LYNN: Morocco was inspirational on so many levels. It is a very tolerant country that has historically welcomed refugees and woven them into their ancient culture. With that has come a rich tradition of craft which has continued for centuries in exactly the way it has always been done. Textiles, ceramics, and metal work are evident in nearly every inch of the buildings I visited. There is a real national pride because of these enduring hand crafts and a powerful sense of community. I was also struck by the kindness of everyone I encountered, particularly being an American at this difficult time. A shopkeeper friend of our guide broke into song simply for our pleasure and tea is offered countless times a day. I was inspired by the extraordinary and primitive beauty of the High Atlas Mountains and by the vibrant colors and textures of Marrakesh and Fez, and I'm certain that they will find their way into my own design practice.
THE MAINERS: You have such a beautiful mix of pieces. What are some of your most treasured possessions, and where did you find them?

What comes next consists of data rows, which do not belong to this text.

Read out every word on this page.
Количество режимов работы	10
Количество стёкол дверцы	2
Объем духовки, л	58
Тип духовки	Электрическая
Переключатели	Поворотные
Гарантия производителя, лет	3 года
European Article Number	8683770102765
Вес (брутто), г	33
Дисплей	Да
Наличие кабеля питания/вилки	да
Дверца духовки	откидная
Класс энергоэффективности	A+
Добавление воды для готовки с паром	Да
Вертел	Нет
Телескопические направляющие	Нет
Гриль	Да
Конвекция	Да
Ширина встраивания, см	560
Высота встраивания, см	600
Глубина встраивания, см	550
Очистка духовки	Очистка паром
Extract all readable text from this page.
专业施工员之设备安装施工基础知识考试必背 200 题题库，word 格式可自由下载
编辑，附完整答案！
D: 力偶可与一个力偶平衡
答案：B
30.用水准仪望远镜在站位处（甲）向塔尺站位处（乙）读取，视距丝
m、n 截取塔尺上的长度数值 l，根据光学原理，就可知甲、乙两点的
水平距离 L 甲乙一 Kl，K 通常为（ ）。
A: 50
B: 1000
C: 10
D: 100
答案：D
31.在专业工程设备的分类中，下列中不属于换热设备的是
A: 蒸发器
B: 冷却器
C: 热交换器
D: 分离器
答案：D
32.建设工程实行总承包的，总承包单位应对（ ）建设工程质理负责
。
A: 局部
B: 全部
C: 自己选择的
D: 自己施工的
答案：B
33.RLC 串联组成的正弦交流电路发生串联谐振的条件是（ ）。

LYNN: I'm not that attached to possessions. I like to look at them and compose them, but it's the house, the view, and the gardens that are meaningful to me. Being able to share this place with family and friends is what I cherish.
The chairs in the living room are from Marden's twenty years ago. The beds, dressers, chaise lounge, and side tables are from tag sales. The barn that used to stand on the property produced many of the objects on the porch, including the rusty toy truck welded to a base and wired to become a lamp. The two tiny wooden toys upstairs were found in a crawl space when we first moved here. I perched them on some trim so I could look at them when I go downstairs. There is a green cone on a shelf on the porch that Steve used when he was a coxswain in college. He has a long history of being on the water and I like this reminder.
Books, sea urchins, sand dollars, rocks, and bird feathers left behind by people who have stayed here all contribute to the history of the cottage. One woman that rented every year for 18 years left us a gift of origami after every stay. We've kept all of them in a colorful little collection on a shelf upstairs.